Sur le plan macroéconomique, la Réserve fédérale a réaffirmé son engagement en faveur d’une politique monétaire conciliante jusqu’à ce que ses objectifs de plein emploi et d’inflation soient atteints. Au niveau du gouvernement américain, le contrôle par les Démocrates de la Chambre des représentants et du Sénat ainsi que l’administration Biden pourraient conduire à une relance budgétaire supplémentaire. Par conséquent, nous pourrions voir les prévisions d’inflation continuer à augmenter, ce qui pourrait déclencher une hausse des taux d’intérêt. Les écarts de crédit pourraient également continuer à se resserrer en parallèle des mesures de relance budgétaire.

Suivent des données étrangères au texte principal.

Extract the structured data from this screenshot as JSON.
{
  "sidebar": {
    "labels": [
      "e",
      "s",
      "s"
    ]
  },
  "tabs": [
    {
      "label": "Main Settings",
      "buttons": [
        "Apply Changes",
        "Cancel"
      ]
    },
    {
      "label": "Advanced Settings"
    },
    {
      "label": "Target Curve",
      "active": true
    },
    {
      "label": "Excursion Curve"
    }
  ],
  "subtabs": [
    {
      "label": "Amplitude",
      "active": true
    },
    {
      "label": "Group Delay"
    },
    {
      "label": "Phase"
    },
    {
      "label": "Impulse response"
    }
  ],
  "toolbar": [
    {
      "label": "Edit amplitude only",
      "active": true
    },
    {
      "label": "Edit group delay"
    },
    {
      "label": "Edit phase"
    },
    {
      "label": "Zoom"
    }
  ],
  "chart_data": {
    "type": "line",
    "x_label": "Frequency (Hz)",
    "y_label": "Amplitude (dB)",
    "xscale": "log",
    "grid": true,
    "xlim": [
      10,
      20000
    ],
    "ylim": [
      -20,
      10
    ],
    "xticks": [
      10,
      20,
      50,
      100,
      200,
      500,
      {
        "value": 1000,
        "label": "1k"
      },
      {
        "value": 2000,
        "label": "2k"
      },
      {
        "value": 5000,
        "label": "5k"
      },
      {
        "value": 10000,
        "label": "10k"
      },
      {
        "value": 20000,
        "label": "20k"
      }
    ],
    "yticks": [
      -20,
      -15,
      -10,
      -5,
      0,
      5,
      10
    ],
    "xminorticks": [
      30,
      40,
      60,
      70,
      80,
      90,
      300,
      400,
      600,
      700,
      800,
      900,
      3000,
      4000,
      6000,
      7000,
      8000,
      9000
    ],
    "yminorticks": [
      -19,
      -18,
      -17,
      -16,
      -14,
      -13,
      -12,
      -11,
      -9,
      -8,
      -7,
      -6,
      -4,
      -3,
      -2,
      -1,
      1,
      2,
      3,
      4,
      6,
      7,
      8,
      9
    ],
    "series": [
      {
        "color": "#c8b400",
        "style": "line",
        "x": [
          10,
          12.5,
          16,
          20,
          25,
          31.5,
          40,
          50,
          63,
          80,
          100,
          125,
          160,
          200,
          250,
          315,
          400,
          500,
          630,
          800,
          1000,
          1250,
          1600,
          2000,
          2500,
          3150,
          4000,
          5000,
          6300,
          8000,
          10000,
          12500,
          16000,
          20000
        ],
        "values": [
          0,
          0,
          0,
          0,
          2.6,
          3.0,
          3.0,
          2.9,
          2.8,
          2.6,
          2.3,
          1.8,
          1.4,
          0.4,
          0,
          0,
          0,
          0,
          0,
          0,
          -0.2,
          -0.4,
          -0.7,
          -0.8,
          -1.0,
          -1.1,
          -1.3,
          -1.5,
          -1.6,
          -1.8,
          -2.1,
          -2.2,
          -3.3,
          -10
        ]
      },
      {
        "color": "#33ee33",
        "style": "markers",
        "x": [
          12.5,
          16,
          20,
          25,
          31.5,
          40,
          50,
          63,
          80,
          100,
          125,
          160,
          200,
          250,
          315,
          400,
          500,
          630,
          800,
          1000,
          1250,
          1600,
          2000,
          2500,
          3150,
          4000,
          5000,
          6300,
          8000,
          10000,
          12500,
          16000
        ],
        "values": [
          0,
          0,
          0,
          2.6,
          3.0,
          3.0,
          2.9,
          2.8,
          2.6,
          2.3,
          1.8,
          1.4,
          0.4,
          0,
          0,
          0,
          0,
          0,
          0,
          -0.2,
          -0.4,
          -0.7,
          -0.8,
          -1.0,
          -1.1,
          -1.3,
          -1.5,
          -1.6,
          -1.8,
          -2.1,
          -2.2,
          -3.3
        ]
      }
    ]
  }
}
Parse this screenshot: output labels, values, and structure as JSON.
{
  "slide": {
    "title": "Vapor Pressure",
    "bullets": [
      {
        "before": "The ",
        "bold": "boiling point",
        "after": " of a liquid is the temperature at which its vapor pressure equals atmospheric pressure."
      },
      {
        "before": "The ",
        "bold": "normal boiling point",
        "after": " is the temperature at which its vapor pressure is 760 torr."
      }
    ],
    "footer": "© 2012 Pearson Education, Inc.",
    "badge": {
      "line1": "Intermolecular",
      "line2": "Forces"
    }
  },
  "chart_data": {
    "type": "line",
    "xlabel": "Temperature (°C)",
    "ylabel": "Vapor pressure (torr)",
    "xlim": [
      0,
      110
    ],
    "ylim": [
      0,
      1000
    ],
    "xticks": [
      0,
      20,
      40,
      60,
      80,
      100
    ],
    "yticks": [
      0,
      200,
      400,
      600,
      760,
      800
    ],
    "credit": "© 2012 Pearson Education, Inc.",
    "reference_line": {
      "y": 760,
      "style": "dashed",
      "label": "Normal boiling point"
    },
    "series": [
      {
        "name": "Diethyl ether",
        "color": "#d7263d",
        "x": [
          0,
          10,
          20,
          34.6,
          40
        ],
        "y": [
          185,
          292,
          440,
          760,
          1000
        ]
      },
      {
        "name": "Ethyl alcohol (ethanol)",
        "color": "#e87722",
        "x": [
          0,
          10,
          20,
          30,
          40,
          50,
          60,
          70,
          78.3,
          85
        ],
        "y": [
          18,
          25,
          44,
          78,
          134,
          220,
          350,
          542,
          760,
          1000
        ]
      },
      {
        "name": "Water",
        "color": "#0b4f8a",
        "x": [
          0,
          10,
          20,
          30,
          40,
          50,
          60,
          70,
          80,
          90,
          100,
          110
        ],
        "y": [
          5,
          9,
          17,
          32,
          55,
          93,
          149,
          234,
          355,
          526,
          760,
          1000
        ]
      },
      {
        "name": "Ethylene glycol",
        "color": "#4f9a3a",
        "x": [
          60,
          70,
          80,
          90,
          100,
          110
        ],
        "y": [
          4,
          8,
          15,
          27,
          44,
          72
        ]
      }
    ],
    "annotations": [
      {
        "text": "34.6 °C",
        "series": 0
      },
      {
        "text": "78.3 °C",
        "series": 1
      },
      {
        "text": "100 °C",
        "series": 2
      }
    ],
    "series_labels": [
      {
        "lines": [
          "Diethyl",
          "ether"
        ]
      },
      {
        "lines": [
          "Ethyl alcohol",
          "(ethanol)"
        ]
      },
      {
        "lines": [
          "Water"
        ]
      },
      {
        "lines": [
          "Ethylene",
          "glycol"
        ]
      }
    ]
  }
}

Nous pensons que dans des environnements difficiles comme celui dans lesquel nous évoluons, les investisseurs pourraient bénéficier d’un gestionnaire d’obligations actif, raisonné dans sa sélection d’obligations et capable de s’adapter à un paysage économique en rapide évolution.
Comme toujours, il est également primordial que toute stratégie d’investissement soit considérée par rapport aux exigences uniques d’un l’investisseur individuel. Pour cela, consulter un conseiller financier professionnel peut être une ressource précieuse pour les investisseurs.
1 Les termes du marché des obligations et les indices correspondants sont :
Ensemble du marché américain des obligations – Indice ICE BofAML US Broad Market
– Obligations américaines de qualité supérieure – Indice ICE BofAML US Corporate Index
– Obligations américaines à rendement élevé – Indice ICE BofAML US High Yield Index
– Obligations américaines à rendement élevé anciennement en difficulté – Indice ICE BofAML BB-B US High Yield Index
– Obligations américaines à rendement élevé en difficulté – Indice ICE BofAML CCC and Lower US High Yield Constrained Index
– Obligations de société AA – Indice ICE BofAML AA US Corporate Index
– Obligations de société A – Indice ICE BofAML Single-A US Corporate Index
– Obligations de société BBB – Indice ICE BofAML BBB US Corporate Index
2 La cote Z (cote standard) est une mesure statistique de position d’un point de données par rapport à une distribution normale. La cote Z de « 0 » est la moyenne; La cote Z de « 1 » correspond à un écart type de 1 au-dessus de la moyenne. Les cotes Z du graphique 4 sont calculées en utilisant le résultat quotidien du 1er janvier 2000 au 31 décembre 2020.
3Les échelles caractéristiques font référence aux données mensuelles pour la période de 20 ans qui a pris fin le 31 décembre 2020.